One group affiliated with IHPI is evaluating the effectiveness of incentivizing individuals to participate in lifestyle modification programs for weight loss. Their initial findings indicate that offering insurance discounts can be effective in encouraging participation and bringing about weight loss, and that programs like these may contribute to lower healthcare costs.
The culture of our medical system can be a barrier to implementing the behavior changes needed to get and stay healthier. The challenge is finding ways to reach more people with health behavior interventions that are effective, efficient, and consistent.– Caroline Richardson, M.D., whose work focuses on helping people prevent or manage diabetes through physical activity and weight management
While prevention can save healthcare resources in the long run, cultural and behavioral changes can be time-consuming and expensive. IHPI members continue to pursue preventive interventions that help greater numbers of people more efficiently, freeing up resources for other healthcare priorities.
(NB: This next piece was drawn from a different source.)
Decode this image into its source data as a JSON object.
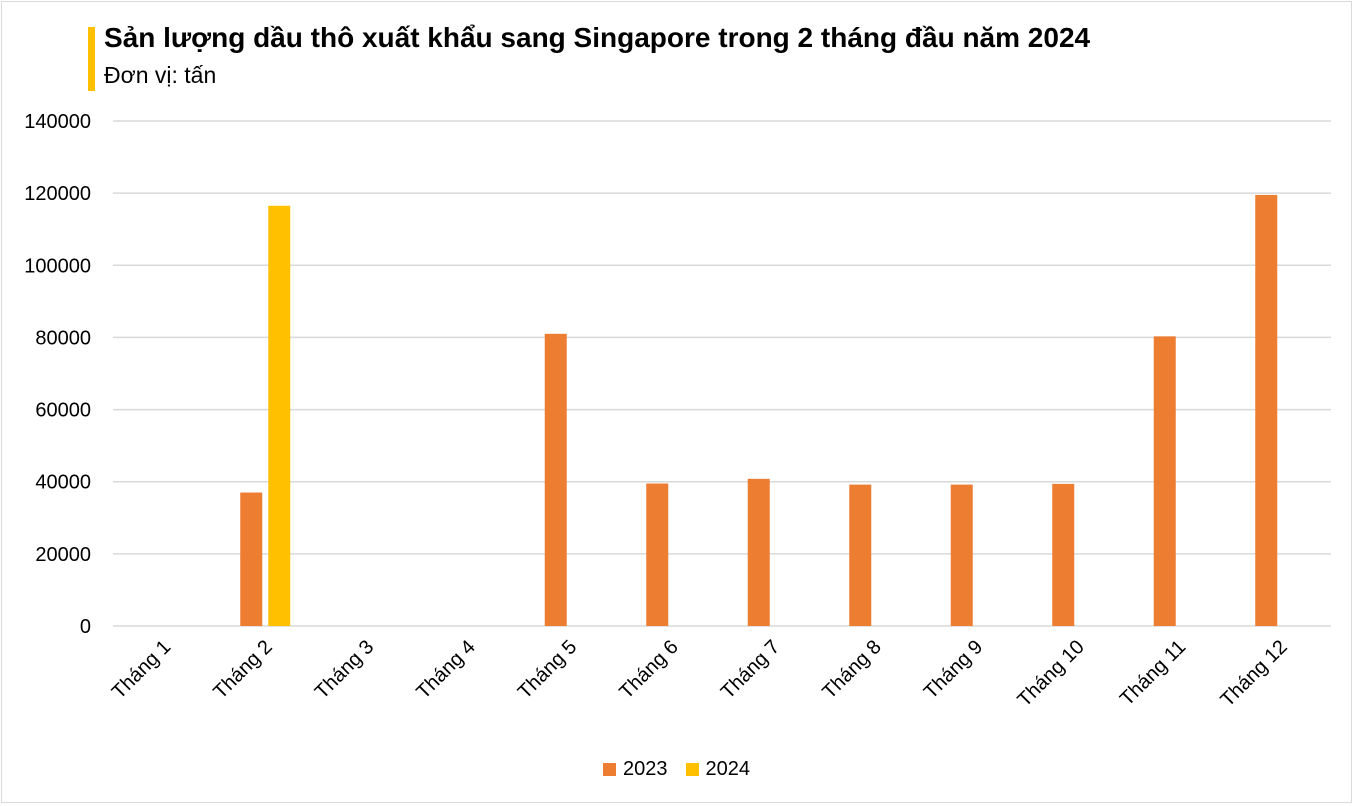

How to balance cost with quality? V-BID’s role in health insurance reform
Historically, consumer cost-sharing in most health insurance plans has followed a ‘one-size-fits-all’ model. This means that patient out-of-pocket costs are the same for every clinician visit within a network, for all diagnostic tests, and for all drugs within a formulary tier–even though these clinical services differ in the health benefits they provide, and their value depends on the individual receiving the service, who provides it, and where it is provided.
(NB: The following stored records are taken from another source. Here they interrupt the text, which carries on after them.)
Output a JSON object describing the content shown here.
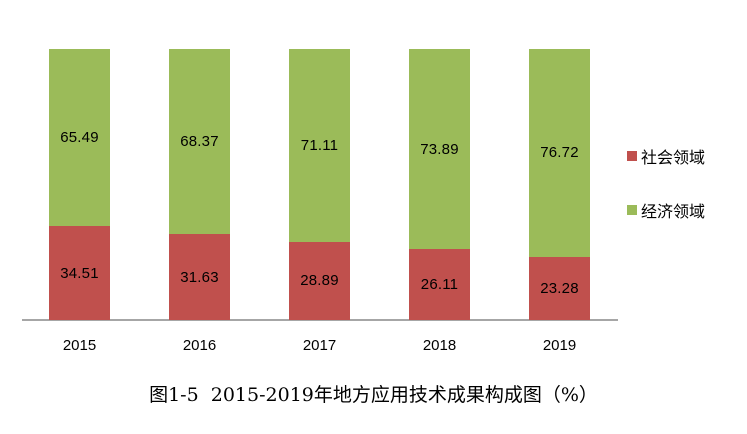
{
  "chart_data": {
    "type": "bar",
    "stacked": true,
    "orientation": "vertical",
    "categories": [
      "2015",
      "2016",
      "2017",
      "2018",
      "2019"
    ],
    "series": [
      {
        "name": "社会领域",
        "color": "#c0504d",
        "values": [
          34.51,
          31.63,
          28.89,
          26.11,
          23.28
        ]
      },
      {
        "name": "经济领域",
        "color": "#9bbb59",
        "values": [
          65.49,
          68.37,
          71.11,
          73.89,
          76.72
        ]
      }
    ],
    "title": "图1-5  2015-2019年地方应用技术成果构成图（%）",
    "xlabel": "",
    "ylabel": "",
    "unit": "%",
    "ylim": [
      0,
      100
    ],
    "grid": false,
    "value_labels": true,
    "legend_position": "right"
  },
  "colors": {
    "background": "#ffffff",
    "axis_line": "#a6a6a6",
    "label_text": "#000000"
  }
}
Value-Based Insurance Design (V-BID) is an approach pioneered at U-M that implements the concept of ‘clinical nuance’ to align consumer cost with clinical value, by setting cost-sharing in a way that encourages the use of high-value services and providers and discourage the use of low-value care. In 2005, the U-M Center for Value-Based Insurance Design was formed to develop, implement, and evaluate these innovations in health benefits. Through the years, the V-BID approach has earned widespread bipartisan support. Its principles have been upheld in numerous pieces of legislation and adopted across the public and private sectors. One of the most significant developments was the adoption of V-BID elements within the ACA, which provided more than 137 million Americans with enhanced coverage of preventive care. Specifically, it covers high-value preventive care without consumer cost-sharing, and grants Medicare-eligible individuals access to a free annual wellness visit and other preventive care. CMS also announced a V-BID demonstration program to begin in 2017.
As evidenced by the V-BID Center’s impact in the national policy arena, this IHPI-affiliated group has made tremendous strides in establishing V-BID as a critical element in making American healthcare smarter. They continue to pursue an ambitious agenda to help consumers, providers, insurers and policymakers work together to write the next chapter in healthcare transformation.